The Other Ella, a restaurant and bar in the neighborhood known as Faubourg Marigny, an area now as funky and soulful as the French Quarter had once been, was owned and operated by a woman named Ella Fitzgerald. She was not the famous singer. She was a former hooker and madam who had wisely saved and invested the wages of the flesh.
As Aubrey Picou had instructed, Carson and Michael asked the bartender to see Godot.
An elderly woman put down the beer she was nursing, swiveled on her barstool, and took their picture with her cell phone.
Annoyed, Carson said, “Hey, Granny, I’m not a tourist site.”
“Screw you,” the woman said. “If I knew for sure a tour carriage was nearby, I’d run you into the street and shove your head up a mule’s ass.”
“You want to see Godot,” the bartender explained, “you go through Francine here.”
“You mean less to me,” the old woman assured Carson, “than the dinner I vomited up last night.”
As she transmitted the picture to someone, Francine grinned at Michael. She had borrowed her teeth from the Swamp Thing.
“Carson, remember when you looked in the mirror this morning and didn’t like what you saw?”
She said, “Suddenly I feel pretty.”
“All my life,” Francine told Carson, “I’ve known perky-tit types like you, and not one of you bitches ever had a brain bigger than a chickpea.”
“Well, there you’re woefully wrong,” Michael told her. “On a bet, my friend had an MRI scan of her brain, and it’s as big as a walnut.”
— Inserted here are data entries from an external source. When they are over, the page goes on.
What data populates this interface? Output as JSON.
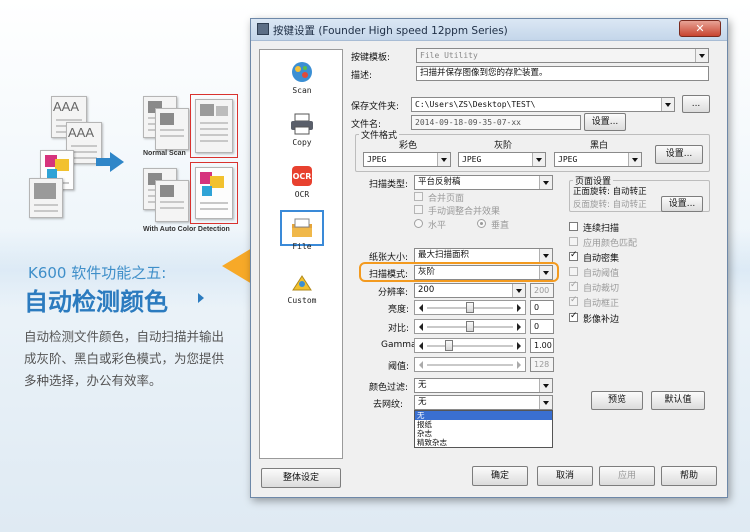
{
  "marketing": {
    "feature_number": "K600 软件功能之五:",
    "feature_title": "自动检测颜色",
    "description": "自动检测文件颜色，自动扫描并输出成灰阶、黑白或彩色模式，为您提供多种选择，办公有效率。",
    "illustration": {
      "doc_text_1": "AAA",
      "doc_text_2": "AAA",
      "label_normal": "Normal Scan",
      "label_auto": "With Auto Color Detection"
    },
    "accent": "#2b7bbf",
    "arrow_color": "#f7a928"
  },
  "dialog": {
    "title": "按键设置 (Founder High speed 12ppm Series)",
    "close_label": "✕",
    "nav": [
      {
        "label": "Scan",
        "icon": "scan-icon"
      },
      {
        "label": "Copy",
        "icon": "printer-icon"
      },
      {
        "label": "OCR",
        "icon": "ocr-icon"
      },
      {
        "label": "File",
        "icon": "file-icon",
        "selected": true
      },
      {
        "label": "Custom",
        "icon": "custom-icon"
      }
    ],
    "template_label": "按键模板:",
    "template_value": "File Utility",
    "desc_label": "描述:",
    "desc_value": "扫描并保存图像到您的存贮装置。",
    "save_folder_label": "保存文件夹:",
    "save_folder_value": "C:\\Users\\ZS\\Desktop\\TEST\\",
    "browse_label": "...",
    "filename_label": "文件名:",
    "filename_value": "2014-09-18-09-35-07-xx",
    "filename_settings": "设置...",
    "file_format": {
      "group_label": "文件格式",
      "color_label": "彩色",
      "gray_label": "灰阶",
      "bw_label": "黑白",
      "color_value": "JPEG",
      "gray_value": "JPEG",
      "bw_value": "JPEG",
      "settings_label": "设置..."
    },
    "scan_type_label": "扫描类型:",
    "scan_type_value": "平台反射稿",
    "merge_pages": "合并页面",
    "manual_merge": "手动调整合并效果",
    "horizontal": "水平",
    "vertical": "垂直",
    "page_settings": {
      "group_label": "页面设置",
      "front_rotate": "正面旋转: 自动转正",
      "back_rotate": "反面旋转: 自动转正",
      "settings_label": "设置..."
    },
    "continuous_scan": "连续扫描",
    "apply_color_match": "应用颜色匹配",
    "auto_density": "自动密集",
    "auto_threshold": "自动阈值",
    "auto_crop": "自动裁切",
    "auto_deskew": "自动框正",
    "image_fill": "影像补边",
    "paper_size_label": "纸张大小:",
    "paper_size_value": "最大扫描面积",
    "scan_mode_label": "扫描模式:",
    "scan_mode_value": "灰阶",
    "resolution_label": "分辨率:",
    "resolution_value": "200",
    "resolution_max": "200",
    "brightness_label": "亮度:",
    "brightness_value": "0",
    "brightness_level": 0.5,
    "contrast_label": "对比:",
    "contrast_value": "0",
    "contrast_level": 0.5,
    "gamma_label": "Gamma:",
    "gamma_value": "1.00",
    "gamma_level": 0.23,
    "threshold_label": "阈值:",
    "threshold_value": "128",
    "threshold_level": 0.5,
    "color_filter_label": "颜色过滤:",
    "color_filter_value": "无",
    "descreen_label": "去网纹:",
    "descreen_value": "无",
    "descreen_options": [
      "无",
      "报纸",
      "杂志",
      "精致杂志"
    ],
    "preview_label": "预览",
    "default_label": "默认值",
    "global_settings": "整体设定",
    "ok_label": "确定",
    "cancel_label": "取消",
    "apply_label": "应用",
    "help_label": "帮助"
  }
}
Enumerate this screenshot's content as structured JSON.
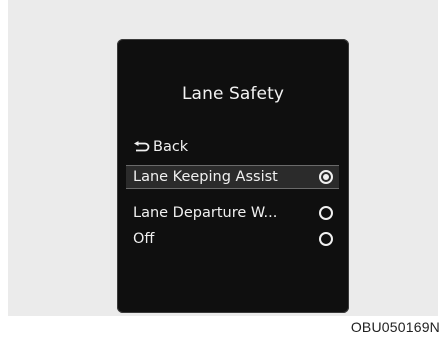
{
  "screen": {
    "title": "Lane Safety",
    "back_label": "Back",
    "back_icon": "return-arrow-icon",
    "items": [
      {
        "label": "Lane Keeping Assist",
        "selected": true
      },
      {
        "label": "Lane Departure W...",
        "selected": false
      },
      {
        "label": "Off",
        "selected": false
      }
    ]
  },
  "caption": "OBU050169N",
  "colors": {
    "screen_bg": "#0f0f0f",
    "text": "#f0f0f0",
    "highlight_bg": "#2b2b2b",
    "page_bg": "#ebebeb"
  }
}
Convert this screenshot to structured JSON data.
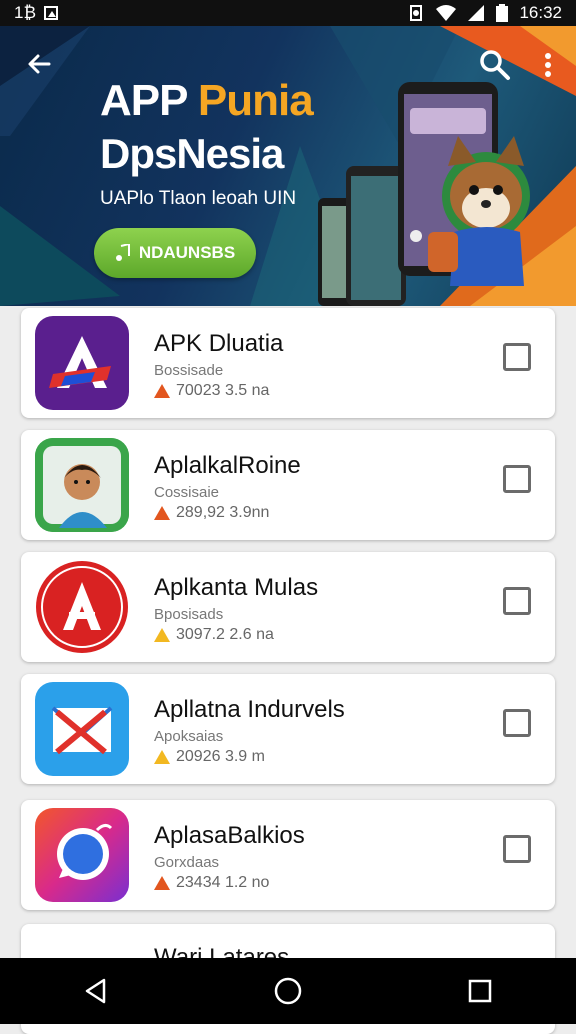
{
  "status_bar": {
    "left_text": "1₿",
    "time": "16:32"
  },
  "banner": {
    "title_part1": "APP ",
    "title_part2": "Punia",
    "title_line2": "DpsNesia",
    "subtitle": "UAPlo Tlaon leoah UIN",
    "cta_label": "NDAUNSBS"
  },
  "apps": [
    {
      "name": "APK Dluatia",
      "category": "Bossisade",
      "meta": "70023 3.5 na",
      "warning": "orange"
    },
    {
      "name": "AplalkalRoine",
      "category": "Cossisaie",
      "meta": "289,92 3.9nn",
      "warning": "orange"
    },
    {
      "name": "Aplkanta Mulas",
      "category": "Bposisads",
      "meta": "3097.2 2.6 na",
      "warning": "yellow"
    },
    {
      "name": "Apllatna Indurvels",
      "category": "Apoksaias",
      "meta": "20926 3.9 m",
      "warning": "yellow"
    },
    {
      "name": "AplasaBalkios",
      "category": "Gorxdaas",
      "meta": "23434 1.2 no",
      "warning": "orange"
    },
    {
      "name": "Wari Latares"
    }
  ],
  "colors": {
    "accent_orange": "#f5a623",
    "cta_green": "#6cba33",
    "banner_bg": "#12335e"
  },
  "icons": {
    "back": "arrow-left-icon",
    "search": "search-icon",
    "menu": "more-vert-icon"
  }
}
Francine gave him another broken yellow smile. “You’re a real cutie. I could just eat you up.”
“I’m flattered,” he said.
“Remember what happened to her dinner last night,” Carson reminded him.
Francine put down her cell phone. From the bar, she picked up a BlackBerry, on which she was receiving a text message, evidently in response to the photo.
Michael said, “You’re a total telecom babe, Francine, fully swimming in the info stream.”
“You’ve got a nice tight butt,” Francine said. She put down the BlackBerry, swiveled off her stool, and said, “Come with me, cutie. You too, bitch.”
Michael followed the old woman, glanced back at Carson, and said, “Come on, bitch, this’ll be fun.”